The immunological era in melanoma treatment: new challenges for heat shock protein-based vaccine in the advanced disease

Introduction: Tumor-derived heat shock protein (HSP)-peptide complexes (HSPPCs) induced immunity against malignancies in preclinical trials, working across tumor types and bypassing the need to identify single immunogenic peptides. These results paved the way for the use of human gp96 obtained from autologous tumor samples as an anti-cancer vaccine. Areas covered: Autologous tumor-derived HSP gp96 peptide complex (HSPPC-96) vaccine is emerging as a tumor-and patient-specific cancer vaccine, with confirmed activity in several malignancies. It has been tested in Phase III clinical trials in advanced melanoma and kidney cancer with evidence for efficacy in patients with earlier stage disease.
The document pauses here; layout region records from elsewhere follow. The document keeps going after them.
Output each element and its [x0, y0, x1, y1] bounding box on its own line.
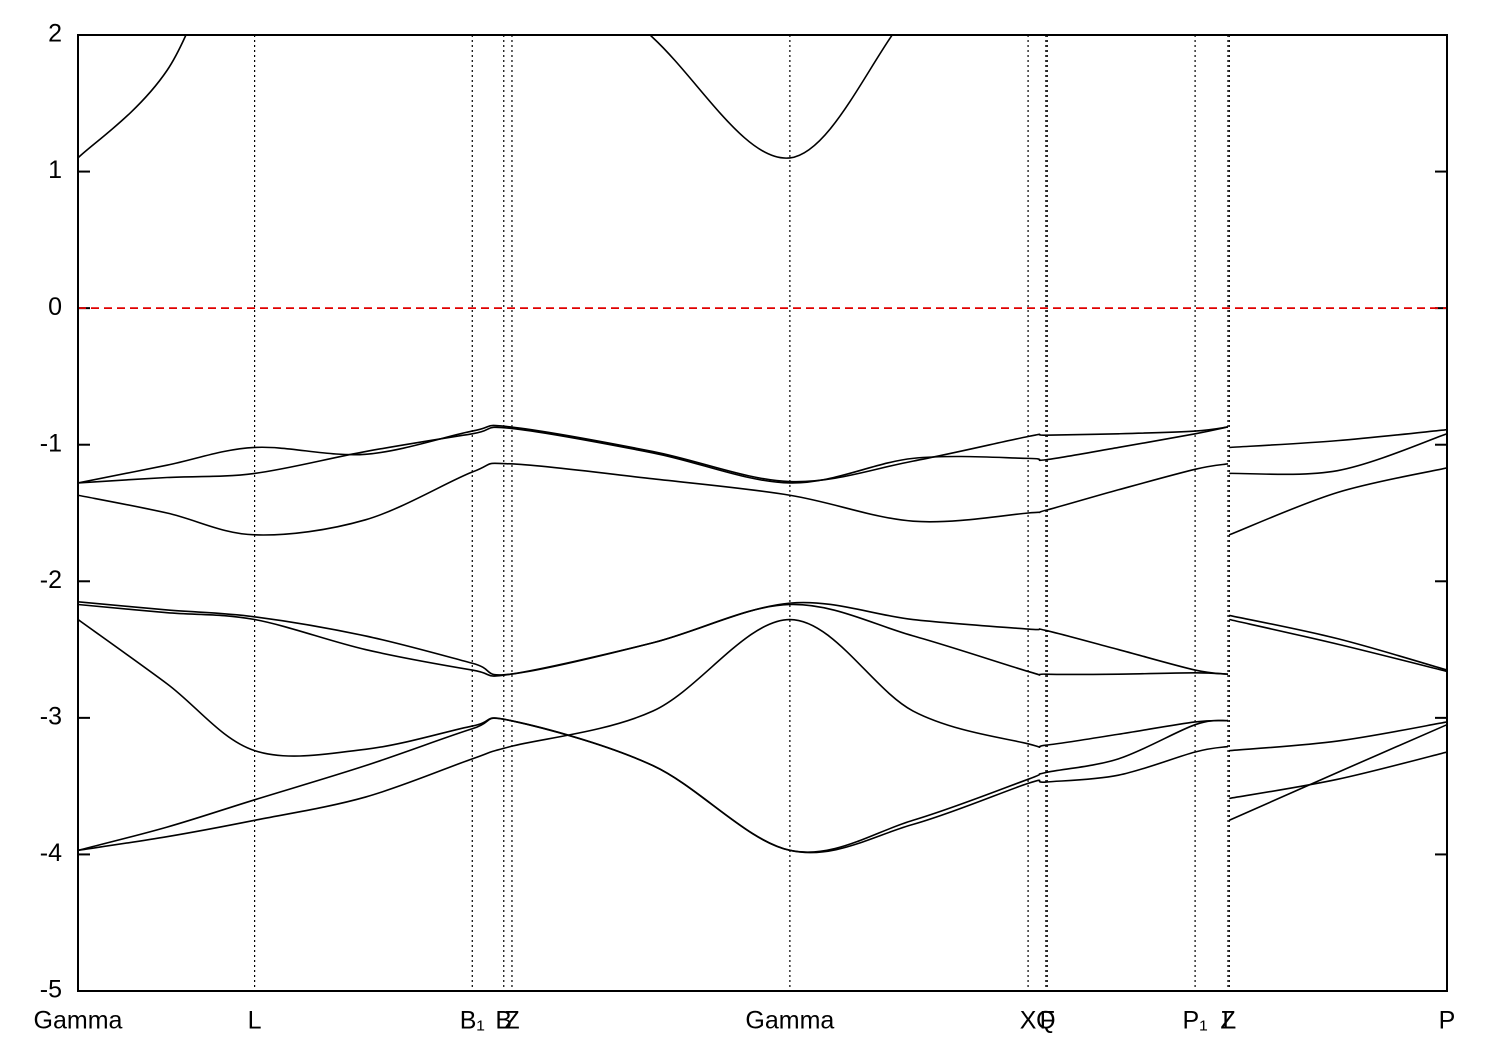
band: [78, 426, 1447, 484]
x-tick-label: Q: [1036, 1007, 1055, 1035]
band: [78, 618, 1447, 853]
x-tick-label: B: [495, 1007, 512, 1035]
band: [78, 600, 1447, 676]
y-tick-label: 0: [48, 293, 62, 321]
band: [78, 717, 1447, 854]
x-tick-label: F: [1040, 1007, 1055, 1035]
band: [78, 618, 1447, 852]
band: [78, 462, 1447, 536]
x-tick-label: L: [248, 1007, 262, 1035]
y-tick-label: -5: [40, 976, 62, 1004]
x-tick-label: Z: [504, 1007, 519, 1035]
x-tick-label: B₁: [460, 1007, 485, 1035]
x-tick-label: P₁: [1183, 1007, 1208, 1035]
x-tick-label: Gamma: [745, 1007, 834, 1035]
x-tick-label: P: [1439, 1007, 1456, 1035]
plot-frame: [77, 34, 1448, 992]
grid-layer: [77, 34, 1448, 992]
x-tick-label: Gamma: [34, 1007, 123, 1035]
band: [78, 35, 894, 159]
bands-layer: [78, 35, 1447, 854]
y-tick-label: -2: [40, 566, 62, 594]
y-tick-label: -3: [40, 702, 62, 730]
band: [78, 603, 1447, 677]
y-tick-label: 1: [48, 156, 62, 184]
x-tick-label: L: [1222, 1007, 1236, 1035]
x-tick-label: Z: [1220, 1007, 1235, 1035]
y-tick-label: 2: [48, 20, 62, 48]
y-tick-label: -4: [40, 839, 62, 867]
y-tick-label: -1: [40, 429, 62, 457]
band: [78, 424, 1447, 484]
x-tick-label: X: [1020, 1007, 1037, 1035]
HSPPC-96-based vaccine demonstrated an excellent safety profile, thus emerging as a novel therapeutic approach with a suggestive role in cancer therapy. This review summarizes work on the use of HSPPC-96 as an autologous anti-tumor vaccine in advanced melanoma. Data were retrieved by PubMed and Medline research and using the authors' personal experience. Expert opinion: Further investigations are needed to understand the biological basis of immune functions in order to improve the clinical outcome of HSP-based cancer therapy. In the near future, the combination of HSP-based vaccines with other biological compounds might represent a successful strategy in the therapy of advanced melanoma.